Desde el inicio de mi actividad docente en 1978, he impartido siempre la materia de Historia de España. Y entonces, como ahora, siempre me he referido a la etapa franquista como una dictadura, a pesar de que por aquellos años había quienes defendían otras denominaciones, y utilizaban la más aséptica de "era de Franco", divulgada a partir de un conocido libro de Ramón Tamames o también recurrían al término "régimen franquista", que tenía una nula definición ideológica. Aquel sistema dictatorial, en sus formas y en sus métodos, tenía su origen en la manera en que se desarrolló la guerra civil, y adquirió su formulación plena a partir del momento del final de la misma, de lo cual se cumplen hoy 75 años. El día 1 de abril fue mucho tiempo una de las fiestas oficiales, pues se trataba de conmemorar la victoria (con desfile militar incluido), no la paz, porque hasta sus últimos discursos Franco siempre recordó la importancia de 1936, y nunca se cumplieron sus palabras al periodista Manuel Aznar en una entrevista el último día de 1938: "Quiero sencillamente decir que yo no aspiro solamente a vencer, sino a convencer. Es más; nada o casi nada me interesaría vencer, si en ello no va el convencer. ¿Para qué serviría una victoria vacua, una victoria sin finalidades auténticas, una victoria que se consumiera a sí misma por falta de horizontes nacionales? Los españoles, todos los españoles, los que me ayudan hoy y los que hoy me combaten, se convencerán".

Al leer esas palabras resulta imposible no recordar las de Unamuno, cuando el 12 de octubre de 1936 señalaba que a los sublevados les resultaría difícil convencer porque no serían capaces de persuadir. Aquello supuso su destitución como rector de la Universidad de Salamanca, y la muerte dos meses después. Por cierto, que en la citada entrevista, Franco resaltaba el papel de los marroquíes en la guerra y hacía una promesa: "Y en Córdoba he de construir una Universidad de Estudios Superiores Orientales, donde los estudiantes musulmanes hallen ocasión de investigar acerca de antiguos esplendores de su civilización". Pero la realidad fue que con el final de la guerra se inició una historia de manipulación del pasado: para hacer referencia al conflicto de 1936-39 se utilizaban términos como "cruzada" o "guerra de liberación", y tan solo muchos años después se pudo hablar de "guerra civil". El franquismo nunca olvidó que debía su legitimidad a una acción violenta, no le preocupaba tanto la paz como señalar quiénes habían sido los vencedores y quiénes los perdedores, porque la guerra no finalizó con un acuerdo, sino con la imposición de los sublevados, por ello aunque se hablase de paz, como indica Paloma Aguilar, era "una paz casi agresiva".
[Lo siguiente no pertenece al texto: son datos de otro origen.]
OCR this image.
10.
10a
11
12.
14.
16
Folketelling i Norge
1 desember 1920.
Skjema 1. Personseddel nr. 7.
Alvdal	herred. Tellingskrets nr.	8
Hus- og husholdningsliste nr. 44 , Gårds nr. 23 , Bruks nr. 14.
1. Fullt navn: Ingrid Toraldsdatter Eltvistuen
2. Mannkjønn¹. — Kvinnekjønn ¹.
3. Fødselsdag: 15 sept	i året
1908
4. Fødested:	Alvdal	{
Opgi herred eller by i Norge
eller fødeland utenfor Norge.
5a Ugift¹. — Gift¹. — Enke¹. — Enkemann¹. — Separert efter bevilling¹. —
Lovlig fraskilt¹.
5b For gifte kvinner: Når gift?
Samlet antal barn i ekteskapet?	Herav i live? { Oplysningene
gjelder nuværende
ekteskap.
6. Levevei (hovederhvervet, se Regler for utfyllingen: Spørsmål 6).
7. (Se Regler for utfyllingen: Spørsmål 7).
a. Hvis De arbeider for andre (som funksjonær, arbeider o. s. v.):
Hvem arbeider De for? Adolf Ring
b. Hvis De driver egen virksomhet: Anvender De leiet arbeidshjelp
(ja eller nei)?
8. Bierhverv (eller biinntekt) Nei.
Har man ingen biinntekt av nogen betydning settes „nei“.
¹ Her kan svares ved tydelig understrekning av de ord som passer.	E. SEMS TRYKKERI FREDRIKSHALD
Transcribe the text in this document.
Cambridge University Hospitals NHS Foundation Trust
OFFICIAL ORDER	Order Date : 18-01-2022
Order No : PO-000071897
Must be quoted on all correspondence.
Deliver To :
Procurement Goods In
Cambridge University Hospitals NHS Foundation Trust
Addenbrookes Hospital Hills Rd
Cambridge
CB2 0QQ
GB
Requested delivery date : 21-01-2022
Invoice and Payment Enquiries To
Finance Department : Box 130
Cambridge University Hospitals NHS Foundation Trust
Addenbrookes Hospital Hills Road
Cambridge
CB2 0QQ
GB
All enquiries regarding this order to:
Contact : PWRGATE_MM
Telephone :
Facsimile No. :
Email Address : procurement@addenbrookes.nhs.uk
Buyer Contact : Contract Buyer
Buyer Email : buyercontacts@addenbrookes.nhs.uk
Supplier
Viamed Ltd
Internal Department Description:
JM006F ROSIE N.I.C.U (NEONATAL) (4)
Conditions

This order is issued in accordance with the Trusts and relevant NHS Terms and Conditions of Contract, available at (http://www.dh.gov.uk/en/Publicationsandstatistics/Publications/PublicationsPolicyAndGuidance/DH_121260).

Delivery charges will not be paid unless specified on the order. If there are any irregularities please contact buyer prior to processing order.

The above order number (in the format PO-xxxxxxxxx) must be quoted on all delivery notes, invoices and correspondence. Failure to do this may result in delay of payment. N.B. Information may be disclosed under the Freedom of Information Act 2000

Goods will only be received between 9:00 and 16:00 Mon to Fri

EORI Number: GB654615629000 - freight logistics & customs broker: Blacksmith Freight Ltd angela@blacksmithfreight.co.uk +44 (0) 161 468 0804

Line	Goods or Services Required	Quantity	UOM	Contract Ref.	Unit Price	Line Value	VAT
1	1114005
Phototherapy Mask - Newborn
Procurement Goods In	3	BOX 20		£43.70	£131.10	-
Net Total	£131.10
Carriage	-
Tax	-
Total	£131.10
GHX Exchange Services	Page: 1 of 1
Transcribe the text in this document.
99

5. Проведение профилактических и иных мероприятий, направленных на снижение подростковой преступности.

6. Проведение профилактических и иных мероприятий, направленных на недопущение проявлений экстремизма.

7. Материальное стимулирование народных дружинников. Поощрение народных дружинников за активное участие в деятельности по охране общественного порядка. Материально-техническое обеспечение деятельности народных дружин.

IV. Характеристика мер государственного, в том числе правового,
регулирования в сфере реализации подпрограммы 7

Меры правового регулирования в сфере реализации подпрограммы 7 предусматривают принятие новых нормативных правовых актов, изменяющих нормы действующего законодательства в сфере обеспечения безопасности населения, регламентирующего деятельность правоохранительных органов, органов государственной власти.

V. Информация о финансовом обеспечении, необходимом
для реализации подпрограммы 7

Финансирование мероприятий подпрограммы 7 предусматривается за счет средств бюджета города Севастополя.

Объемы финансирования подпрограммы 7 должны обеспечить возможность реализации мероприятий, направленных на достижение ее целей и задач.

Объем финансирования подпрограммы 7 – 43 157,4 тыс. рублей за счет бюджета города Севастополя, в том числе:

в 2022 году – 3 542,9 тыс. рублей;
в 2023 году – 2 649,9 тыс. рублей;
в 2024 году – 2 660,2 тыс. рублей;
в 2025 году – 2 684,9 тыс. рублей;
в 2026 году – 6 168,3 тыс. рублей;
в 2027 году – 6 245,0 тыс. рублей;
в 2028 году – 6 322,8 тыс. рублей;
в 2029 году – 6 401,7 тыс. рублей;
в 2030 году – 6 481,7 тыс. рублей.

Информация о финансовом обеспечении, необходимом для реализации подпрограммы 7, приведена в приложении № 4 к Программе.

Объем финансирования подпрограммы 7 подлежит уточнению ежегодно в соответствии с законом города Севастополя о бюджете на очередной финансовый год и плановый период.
Pasados setenta y cinco años, aún queda por resolver cómo encajar la memoria de la guerra en la sociedad española, pues en muchos sectores de la misma no se han superado los maniqueísmos a la hora de interpretar el conflicto. Debemos admitir que toda guerra civil es una tragedia, máxime cuando uno de los dos busca la eliminación absoluta del otro y que en política no hay mayor maldad que la de negar a los ciudadanos sus derechos. Cabría recordar las palabras que en La velada en Benicarló pone Azaña en boca del diputado Garcés: "Ninguna política puede fundarse en la decisión de exterminar al adversario. Es locura, y en todo caso irrealizable. No hablo de su ilicitud, porque en tal estado de frenesí nadie admite una calificación moral. Millares de personas pueden perecer, pero no el sentimiento que las anima. Me dirán que exterminados cuantos sienten de cierta manera, tal sentimiento desaparecerá, no habiendo más personas para llevarlo. Pero el aniquilamiento es imposible y el hecho mismo de acometerlo propala lo que se pretende desarraigar".